Драматургически вся эта история очень уж слаба и запутанна — но в шедевре (пусть довольно неровном — ровных шедевров не бывает) минусы обращаются в плюсы. Так даже таинственнее. Мы ничего толком не знаем о персонаже Алексея Серебрякова, который живет под Питером с подругой Антониной и прислуживающим ему вьетнамцем по кличке Сунька. Знаем только, что герой отсидел, что признался в убийстве, дабы не оговорили невиновного, и много думает о механизмах совести, которая кажется ему приметой бытия Божия. Но вот какие отношения связывают этого мечтателя, желающего построить между Ленинградом и Ленинском Город Солнца, и маньяка, блистательно и страшно сыгранного Алексеем Полуяном, — мы понятия не имеем, и Балабанов нам тут не помощник. Мы узнаем только, что мечтатель что-то должен менту, какие-то у них были свои тайные договоренности и давние дела, — и поэтому герой Серебрякова берет на себя убийство, хотя совершил его маньяк. При этом бывший зэк, много размышляющий о совести, не может не знать, что ему светит вышка (что и происходит — причем показан и сам расстрел во всей его чудовищной будничности; не очень понимаю, зачем в картине эта сцена, — то ли Балабанову просто нравятся такие эпизоды, то ли он намекает, что убивают на свете сплошь и рядом, а потому его маньяк не такое уж исключение). Но вот герой берет на себя убийство — что больше похоже на самоубийство, — и его сожительница Антонина, тоже чрезвычайно загадочная, осуществляет акт возмездия. Антонина и есть самое интересное в фильме — поскольку Балабанов любит по-настоящему всего двух героев. Маньяка — как абсолютное воплощение зла. И Антонину — как воплощение хмурого, немногословного, неприветливого добра.

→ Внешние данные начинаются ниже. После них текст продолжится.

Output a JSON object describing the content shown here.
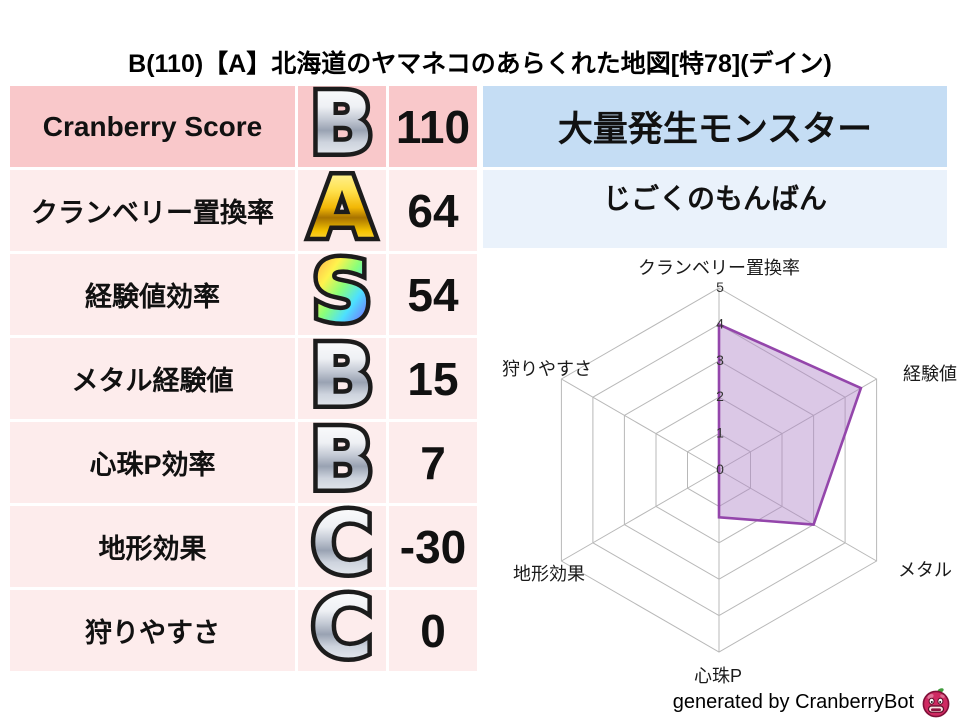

Ее сыграла Наталья Акимова (вы можете ее помнить по «Зеркалу для героя», периодически она мелькала в сериалах — в частности, в «Ментах»). Это очень сильная петербургская актриса, а в «Грузе» она творит чудеса — особенно заметные на фоне довольно слабой игры прочих полуэпизодических персонажей. Их очень мало, кстати. Балабанов издевательски называет «Груз» картиной о любовном треугольнике — сильно сказано, ежели учесть, что в качестве одной из вершин этого треугольника выступает труп, мертвый десантник, прилетевший из Афгана в цинковом гробу (здесь воспроизводится класический миф о мертвом женихе — у картины Балабанова вообще добротные мифологические корни). Есть еще пришитый к сценарию на живую нитку профессор из Ленинграда Артем, которого все случившееся так потрясло, что он отрекся от научного коммунизма и пожелал креститься. В финале есть хороший диалог: Артем приходит в храм и интересуется, где тут проводится обряд крещения. «Это не обряд, это таинство», — важно поправляет его старушка, продающая свечи. Таким образом Балабанов заодно снимает любые вопросы насчет того, как его профессор пришел к вере: таинство, и нечего туда лезть. Согласимся. Однако нельзя не заметить, что и эволюция профессора, и мотивы действий прочих героев (зачастую совершенно необязательных, как профессорский брат) для нас темны и непринципиальны. А вот с Антониной все понятно — воплощает справедливость. Справедливость не бывает особо привлекательной, и Акимова играет свою героиню честно, жестко, без тени слащавости. Но вся надежда — только на нее, потому что остальные бессильны. Пожалуй, именно на таких, как Антонина, и держится балабановский мир: прочие либо маньяки, либо алкоголики, либо сволочи.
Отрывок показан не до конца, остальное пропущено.